KedaiPena.Com – Jurubicara Presiden era Abdurrahman Wahid, Adhie M Massardi, meminta agar pemerintah dapat mengikuti jejak langkah mantan bosnya dalam menangani dan memperlakukan masyarakat Papua.
Pernyataan Adhie begitu ia disapa didasari oleh kerusuhan dan gejolak yang terjadi di Papua dalam kurun waktu terakhir ini.
“Berkali-kali teman-teman di Papua mengatakan sebaik-baiknya pemerintah pusat ialah saat zaman Gusdur. Alasannya karena mereka diperlakukan selayaknya manusia oleh Gusdur,” ujar Adhie, kepada KedaiPena.Com, Jumat, (30/8/2019).
Gusdur begitu sapaan khasnya, lanjut Adhie, melakukan pendekatan kemanusian. Hal ini menurut Adhie membuat masyarakat Papua sangat terkesan dengan sikap Gusdur.
“Selama ini pemerintah pusat beranggapan dirinya raja saat ke Papua, datang minta diperlakukan dengan fasilitas dan segala macam, tapi soal kemanusiaan tidak dipenuhi seperti soal akses, dan kesejahteraan,” beber Adhie.
Adhie membeberkan Gusdur juga memberikan kesempatan masyarakat Papua untuk mengibarkan bendera kejora, asal, tidak lebih tinggi dari bendera Merah Putih.
“Gusdur memberikan penyelesaian pendekatan kesejahteraan di Papua dibantu Bang Rizal Ramli yang waktu itu dipercaya menjadi arsitek ekonomi Gusdur,” jelasnya.
Adhie menambahkan melalui Rizal Ramli, Gusdur pun menyiapkan otonomi khusus dan dana alokasi khusus untuk Papua yang sedianya akan terasa kemanfaatnya dalam satu hingga dua tahun selanjutnya.
“Tapi sebelum itu terlaksana, Gusdur dilengserkan dan program-program tersebut tidak dilanjutkan. Presiden selanjutnya tidak memperlakukan masyarakat Papua sebagai saudara setara dengan yang lain. Oleh sebab itu, ketika masalah kecil rasial, jadi meledak,” tegas Adhie.
Cueknya pemerintah pusat selepas kepemimpinan Gusdur, tegas Adhie, diperburuk dengan tidak tersalurkannya anggaran otonomi khusus kepada masyarakat Papua.

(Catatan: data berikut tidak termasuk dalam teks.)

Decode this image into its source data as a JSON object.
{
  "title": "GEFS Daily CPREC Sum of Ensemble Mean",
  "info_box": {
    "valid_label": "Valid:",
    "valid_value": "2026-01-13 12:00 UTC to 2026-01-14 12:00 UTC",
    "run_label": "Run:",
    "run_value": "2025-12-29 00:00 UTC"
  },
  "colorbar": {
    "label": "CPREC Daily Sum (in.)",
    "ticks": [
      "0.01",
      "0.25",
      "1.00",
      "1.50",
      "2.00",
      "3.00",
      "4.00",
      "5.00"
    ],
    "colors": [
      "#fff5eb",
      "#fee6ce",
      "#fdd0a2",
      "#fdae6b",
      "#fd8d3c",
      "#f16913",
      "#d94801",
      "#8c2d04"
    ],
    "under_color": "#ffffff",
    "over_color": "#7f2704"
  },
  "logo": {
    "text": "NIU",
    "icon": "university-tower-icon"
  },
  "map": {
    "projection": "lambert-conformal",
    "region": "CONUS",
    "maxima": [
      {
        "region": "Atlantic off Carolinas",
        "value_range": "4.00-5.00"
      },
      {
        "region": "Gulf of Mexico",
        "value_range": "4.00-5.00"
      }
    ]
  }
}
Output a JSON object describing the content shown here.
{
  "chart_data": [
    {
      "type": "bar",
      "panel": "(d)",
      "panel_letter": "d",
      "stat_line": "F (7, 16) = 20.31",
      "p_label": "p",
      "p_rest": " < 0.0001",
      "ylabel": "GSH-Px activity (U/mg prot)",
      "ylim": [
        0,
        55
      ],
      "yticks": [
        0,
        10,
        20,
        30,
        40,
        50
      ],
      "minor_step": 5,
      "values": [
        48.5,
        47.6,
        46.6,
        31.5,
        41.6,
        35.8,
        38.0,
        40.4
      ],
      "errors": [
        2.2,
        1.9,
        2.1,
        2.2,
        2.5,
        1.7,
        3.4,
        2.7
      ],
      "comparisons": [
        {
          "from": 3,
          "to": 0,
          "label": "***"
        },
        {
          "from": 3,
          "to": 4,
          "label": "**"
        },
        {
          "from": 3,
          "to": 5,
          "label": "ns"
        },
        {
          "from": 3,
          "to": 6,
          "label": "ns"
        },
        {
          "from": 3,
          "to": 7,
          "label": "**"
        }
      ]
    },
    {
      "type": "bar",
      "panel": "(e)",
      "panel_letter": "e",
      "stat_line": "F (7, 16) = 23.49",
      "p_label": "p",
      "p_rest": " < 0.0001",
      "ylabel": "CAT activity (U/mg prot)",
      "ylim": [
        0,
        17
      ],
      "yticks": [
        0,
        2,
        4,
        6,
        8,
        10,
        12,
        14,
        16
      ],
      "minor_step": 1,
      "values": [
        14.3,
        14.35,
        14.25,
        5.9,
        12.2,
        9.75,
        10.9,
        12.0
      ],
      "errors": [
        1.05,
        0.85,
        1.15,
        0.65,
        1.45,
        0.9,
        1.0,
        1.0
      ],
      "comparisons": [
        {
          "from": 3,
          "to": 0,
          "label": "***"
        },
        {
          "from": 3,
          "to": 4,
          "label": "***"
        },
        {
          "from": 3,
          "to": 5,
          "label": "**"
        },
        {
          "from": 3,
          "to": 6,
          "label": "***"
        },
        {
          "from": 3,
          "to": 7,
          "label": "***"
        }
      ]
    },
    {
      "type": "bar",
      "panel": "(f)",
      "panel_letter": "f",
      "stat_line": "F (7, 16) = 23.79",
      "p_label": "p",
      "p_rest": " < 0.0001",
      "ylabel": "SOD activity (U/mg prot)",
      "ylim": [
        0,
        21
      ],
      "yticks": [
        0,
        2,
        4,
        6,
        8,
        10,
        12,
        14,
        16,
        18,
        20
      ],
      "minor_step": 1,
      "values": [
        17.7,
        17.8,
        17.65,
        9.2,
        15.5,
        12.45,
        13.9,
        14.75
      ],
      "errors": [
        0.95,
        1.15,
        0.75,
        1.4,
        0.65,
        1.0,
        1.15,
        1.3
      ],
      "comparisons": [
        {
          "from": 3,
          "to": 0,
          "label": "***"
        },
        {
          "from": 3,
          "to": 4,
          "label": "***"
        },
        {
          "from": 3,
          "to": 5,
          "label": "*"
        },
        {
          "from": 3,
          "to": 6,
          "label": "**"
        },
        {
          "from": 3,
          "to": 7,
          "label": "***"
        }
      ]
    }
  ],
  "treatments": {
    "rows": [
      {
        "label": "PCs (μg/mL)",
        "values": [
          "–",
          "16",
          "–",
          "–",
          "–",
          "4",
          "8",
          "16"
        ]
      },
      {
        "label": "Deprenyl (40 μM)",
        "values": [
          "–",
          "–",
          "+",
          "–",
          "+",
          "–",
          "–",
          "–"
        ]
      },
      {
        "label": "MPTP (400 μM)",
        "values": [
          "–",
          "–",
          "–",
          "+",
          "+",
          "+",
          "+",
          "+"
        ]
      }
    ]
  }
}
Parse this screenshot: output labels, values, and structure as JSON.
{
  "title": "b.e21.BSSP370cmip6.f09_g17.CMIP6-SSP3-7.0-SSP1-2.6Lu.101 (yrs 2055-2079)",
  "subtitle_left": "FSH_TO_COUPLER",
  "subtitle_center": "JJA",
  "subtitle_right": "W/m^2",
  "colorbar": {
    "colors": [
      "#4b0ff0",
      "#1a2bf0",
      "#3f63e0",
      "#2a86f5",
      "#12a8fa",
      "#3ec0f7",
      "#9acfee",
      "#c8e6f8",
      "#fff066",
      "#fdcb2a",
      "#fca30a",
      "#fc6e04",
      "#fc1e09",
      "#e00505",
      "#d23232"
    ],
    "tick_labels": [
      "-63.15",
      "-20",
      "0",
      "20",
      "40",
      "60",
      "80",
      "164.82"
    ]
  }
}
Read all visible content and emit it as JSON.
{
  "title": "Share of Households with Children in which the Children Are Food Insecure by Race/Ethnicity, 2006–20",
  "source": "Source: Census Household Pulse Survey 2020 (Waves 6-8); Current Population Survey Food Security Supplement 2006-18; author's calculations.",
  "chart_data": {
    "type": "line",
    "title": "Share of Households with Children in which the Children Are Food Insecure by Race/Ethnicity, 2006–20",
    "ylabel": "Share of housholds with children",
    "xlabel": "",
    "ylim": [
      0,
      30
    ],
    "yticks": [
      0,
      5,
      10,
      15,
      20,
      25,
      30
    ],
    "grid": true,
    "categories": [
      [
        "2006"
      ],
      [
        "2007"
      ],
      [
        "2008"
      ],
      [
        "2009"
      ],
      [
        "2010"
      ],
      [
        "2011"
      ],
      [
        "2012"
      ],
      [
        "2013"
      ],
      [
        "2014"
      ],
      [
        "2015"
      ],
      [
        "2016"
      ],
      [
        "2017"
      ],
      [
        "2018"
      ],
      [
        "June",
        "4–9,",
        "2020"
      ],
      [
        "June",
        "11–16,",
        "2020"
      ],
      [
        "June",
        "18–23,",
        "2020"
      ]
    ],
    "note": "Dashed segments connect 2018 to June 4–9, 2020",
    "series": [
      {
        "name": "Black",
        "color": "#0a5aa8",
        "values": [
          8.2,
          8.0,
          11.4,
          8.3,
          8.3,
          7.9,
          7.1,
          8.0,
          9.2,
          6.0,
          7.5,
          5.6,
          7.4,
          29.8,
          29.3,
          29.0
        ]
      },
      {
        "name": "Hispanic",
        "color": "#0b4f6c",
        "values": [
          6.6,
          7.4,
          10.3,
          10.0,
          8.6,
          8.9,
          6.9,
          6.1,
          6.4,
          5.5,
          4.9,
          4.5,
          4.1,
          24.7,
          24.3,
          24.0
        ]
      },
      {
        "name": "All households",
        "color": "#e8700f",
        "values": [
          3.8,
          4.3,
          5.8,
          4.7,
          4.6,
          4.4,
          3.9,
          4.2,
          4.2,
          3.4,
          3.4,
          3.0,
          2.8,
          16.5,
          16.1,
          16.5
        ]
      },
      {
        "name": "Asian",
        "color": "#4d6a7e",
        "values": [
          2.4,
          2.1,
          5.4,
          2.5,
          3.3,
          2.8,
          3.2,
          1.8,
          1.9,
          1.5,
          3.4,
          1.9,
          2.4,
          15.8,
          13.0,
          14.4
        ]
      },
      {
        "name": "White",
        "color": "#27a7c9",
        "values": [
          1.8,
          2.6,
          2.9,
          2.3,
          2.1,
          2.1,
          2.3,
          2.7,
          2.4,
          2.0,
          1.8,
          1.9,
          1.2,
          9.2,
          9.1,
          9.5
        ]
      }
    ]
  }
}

“Apakah kita percaya misalnya pusat keluar 100 juta sampai daerah tersebut tidak dipotong. Nanti, ketika sampai Papua juga dipotong. Palingan utuhnya 40 persen,” beber Adhie.
Warning Untuk Rezim Pemerintahan Jokowi.
Koordinator Gerakan Indonesia Bersih (GIB) ini menilai kerusahan di Papua sebagai warning rezim untuk Presiden Jokowi di periode kedua kepemimpinanya.
“Dalam pilpres kemarin menurut versi KPU Jokowi-Ma’ruf di Papua ini menang telak artinya harus dipersepsikan Jokowi dipercaya oleh masyarakat di sana. Tapi faktanya kejadian dan kerusuhan seperti ini dapat dinilai sebagai kemarahan dan tidak adanya keadilan,” papar Adhie.
Adhie pun mempertanyakan bagaimana jika kasus seperti di Papua terjadi di daerah-daerah yang tidak dimenangkan oleh Jokowi-Ma’ruf pada pemilu lalu.
“Bagaimana daerah yang kalah telak seperti Aceh, Sumbar, Jawa Barat dan sebagian Kalimantan, ketika ada masalah pasti lebih keras dari Papua. Ini kan intinya masyarakat kehilangan kepercayaan dengan pemerintah pusat, khususnya soal ekonomi,” ungkap Adhie.
Sebelumnya, kerusuhan kembali terjadi di Jayapura, Papua, Kamis (29/8/2019). Kerusuhan ini buntut dari dugaan aksi rasisme dan persekusi terhadap mahasiswa Papua di Surabaya pada 16 dan 17 Agustus 2019 lalu.
Dalam kerusuhan di Jayapura hari ini, massa bertindak anarkis. Massa melakukan perusakan dan pembakaran terhadap sejumlah fasilitas umum.
Gedung Grapari Telkom pun dibakar. Selain itu massa pun merusak gedung-gedung di sekitar Grapari.
Situasi mencekam Menteri Koordinator Bidang Politik Hukum dan Keamanan Jenderal TNI (Purn) Wiranto mengaku telah memperoleh laporan perihal kondisi terkini di Jayapura.
“Hari ini saya juga mendapat laporan demo yang berjalan di Abepura ke Jayapura sudah membakar gedung MRP, ya menjebol rumah tahanan,” kata Wiranto di Kompleks Parlemen, Senayan.